Особняком стоит в этой книге роман Льва Гумилевского «Собачий переулок»: прочие тексты мы привели весьма фрагментарно, отобрав не то чтобы всю «клубничку», но наиболее показательные эпизоды и монологи, — а этот текст перепечатываем почти целиком, и не потому, что его в свое время тоже настрого запретили и переиздали лишь в 1990-м, — а потому, что уж очень он показателен.

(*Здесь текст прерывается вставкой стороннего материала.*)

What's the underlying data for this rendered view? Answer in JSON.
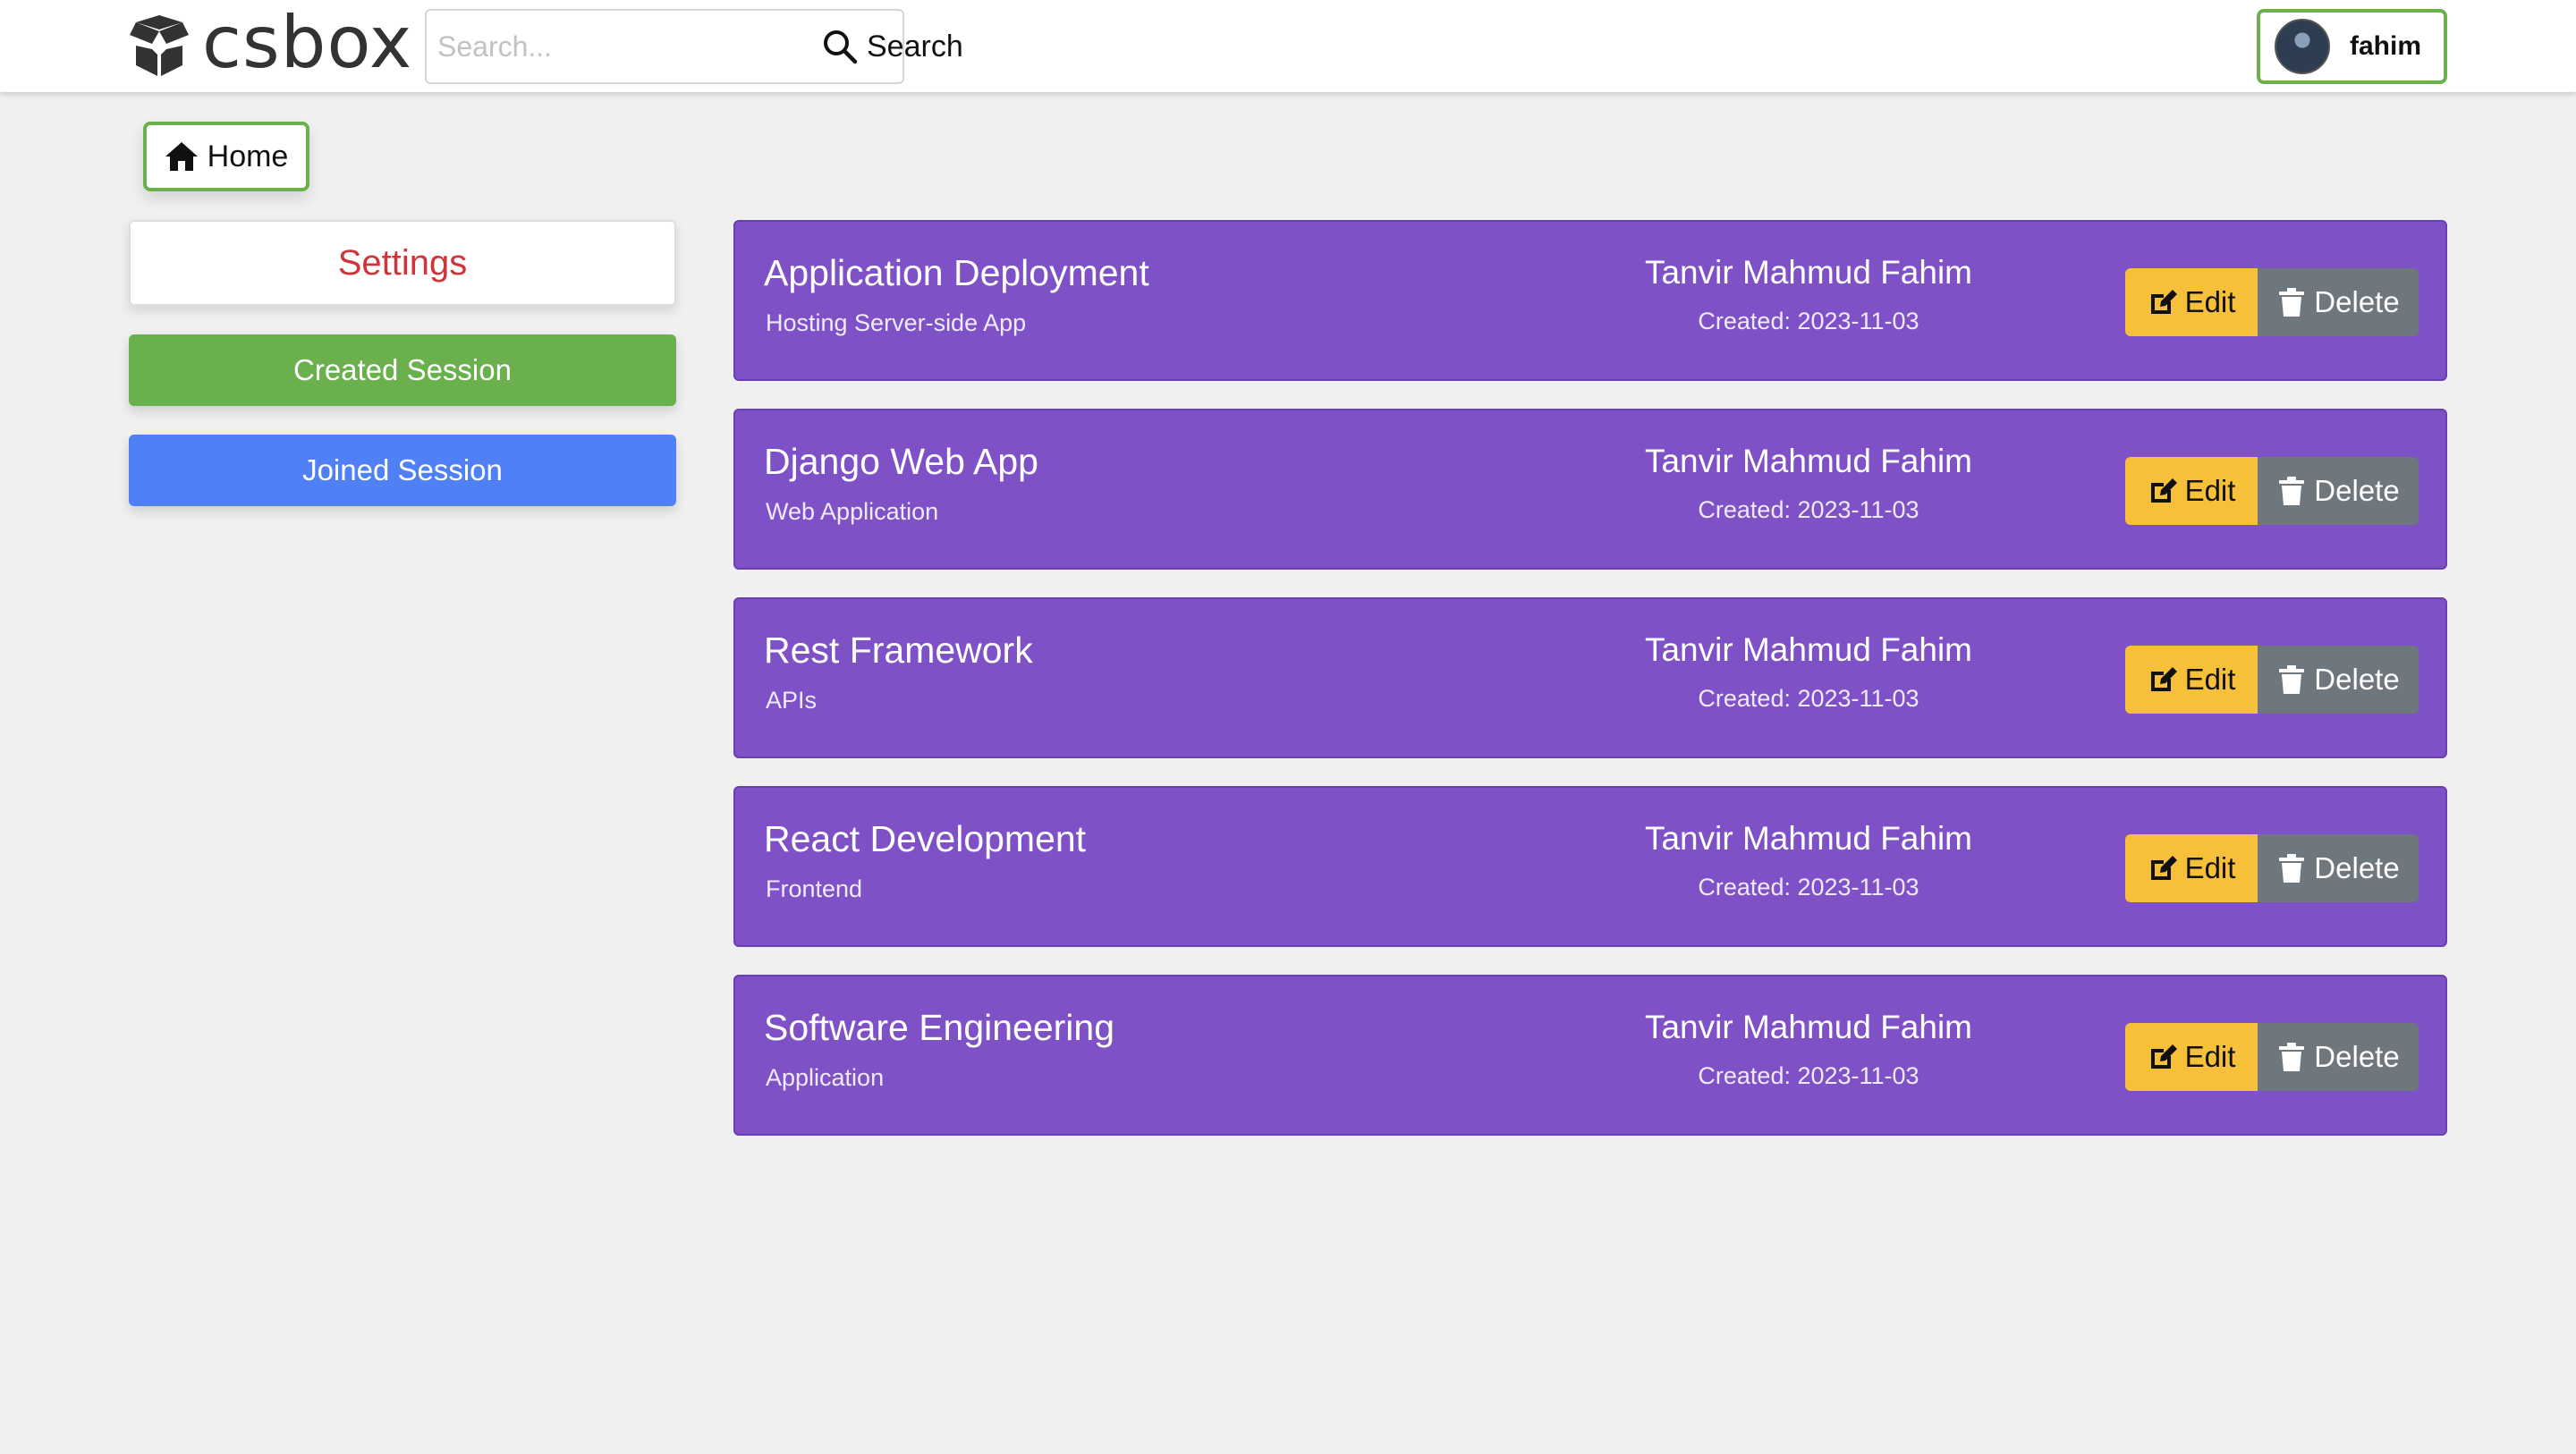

Многие считают, что критика двадцатых сломала Гумилевскому судьбу, вытеснив его в биографы и популяризаторы, — мы же полагаем, что в качестве биографа он написал несколько отличных книжек, а романы его «Собачий переулок» и «Игра в любовь» написаны хуже некуда, что и делает их почти шедеврами, ибо исполнение адекватно материалу.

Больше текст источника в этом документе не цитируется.